Se queja Salinas Pliego en instancias internacionales por su deuda con el SAT; acusa persecución política
Este martes por la mañana, el pleito entre el empresario Ricardo Salinas Pliego y el Gobierno de Claudia Sheinbaum por las deudas fiscales del magnate escaló a niveles internacionales, luego de que el dueño de TV Azteca solicitara a la Comisión Interamericana de Derechos Humanos (CIDH) aceptar su denuncia contra el Estado mexicano.
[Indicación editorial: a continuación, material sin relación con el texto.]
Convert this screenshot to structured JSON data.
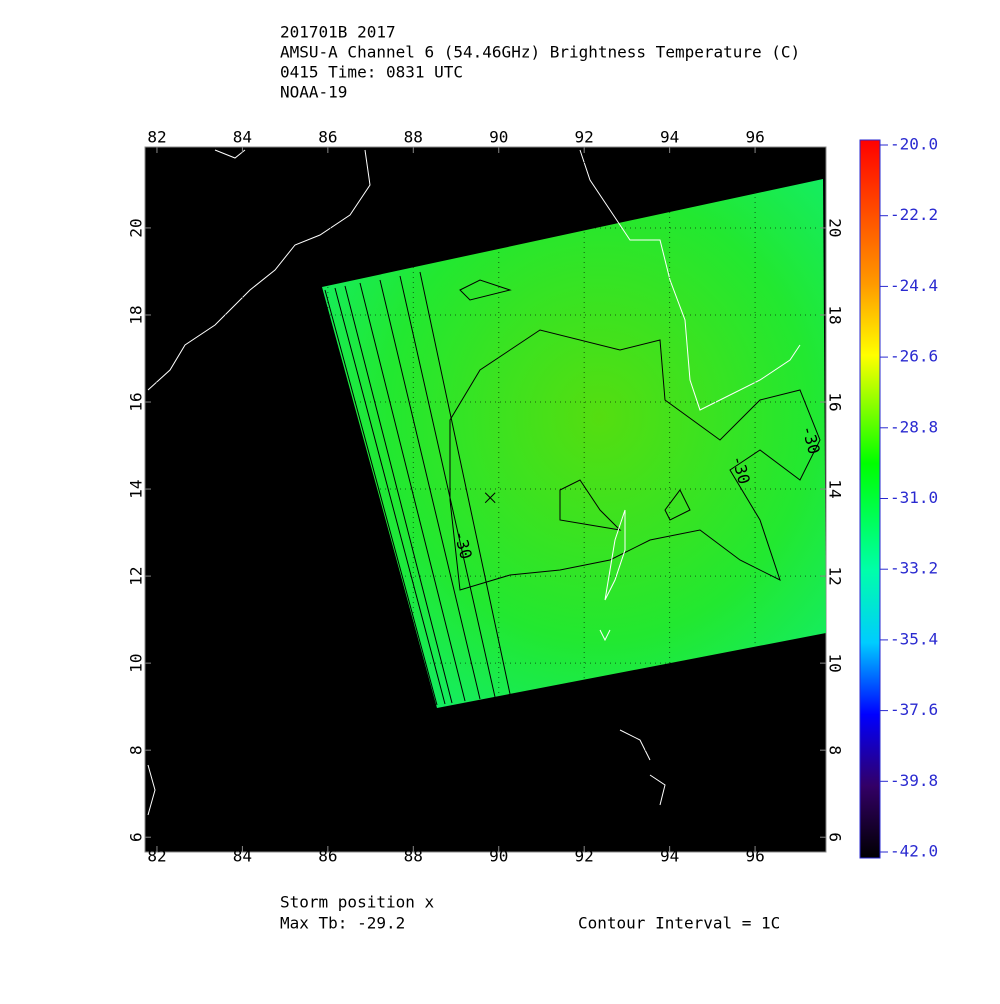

Salinas Pliego argumenta ser objeto de "persecución" desde 2023, cuando la actual administración intensificó las acciones para cobrar los dineros que debe al fisco, algunos de los cuales datan de 2007.
Las deudas fiscales del grupo empresarial de Salinas Pliego son significativas: en marzo de 2024, el entonces presidente Andrés Manuel López Obrador dio a conocer que ascendían a más de 63 mil millones de pesos, y posteriormente el Servicio de Administración Tributaria (SAT) estimó que superan los 74 mil millones de pesos. El titular del SAT en esa época detalló que más del 90% de este monto se relaciona con temas de consolidación fiscal que se remontan entre 1982 y 2013, cuando existía una figura que permitía diferir el pago del Impuesto sobre la Renta (ISR) y sumar ganancias y pérdidas dentro de un grupo empresarial, la cual fue cancelada en 2013.
Durante la gestión de Sheinbaum, el conflicto ha adquirido nuevas dimensiones. La presidenta ha señalado la intervención del Poder Judicial en el caso, criticando que la Suprema Corte de Justicia de la Nación (SCJN) haya aceptado amparos que permitieron a Grupo Elektra, propiedad de Salinas Pliego, posponer el pago de la deuda. Además, acusó al magnate de mantener "vínculos corruptos con jueces, magistrados y ministros" para evadir los pagos correspondientes al fisco.
La denuncia ante la CIDH y las posturas de ambas partes
En su solicitud ante la CIDH, Salinas Pliego afirma que la acción del Gobierno mexicano constituye una violación a sus derechos humanos, calificando las medidas fiscales como una campaña de persecución política. Por su parte, el Gobierno de Sheinbaum ha enfatizado que sus acciones buscan garantizar el cumplimiento de la ley fiscal, erradicar la corrupción dentro del sistema judicial y asegurar que todos los contribuyentes paguen lo que les corresponde para financiar los programas de bienestar y el desarrollo del país.
El empresario respondió a las acusaciones del gobierno señalando que se trata de un "golpe de estado" y que se está utilizando como chivo expiatorio para distraer la atención de otros problemas nacionales, como la delincuencia organizada, el robo de combustibles y la debilidad económica. Por el contrario, la administración sheinbaumista ha destacado que su reforma judicial busca fortalecer el sistema de justicia para que sirva a los intereses del pueblo y no a grupos económicos poderosos.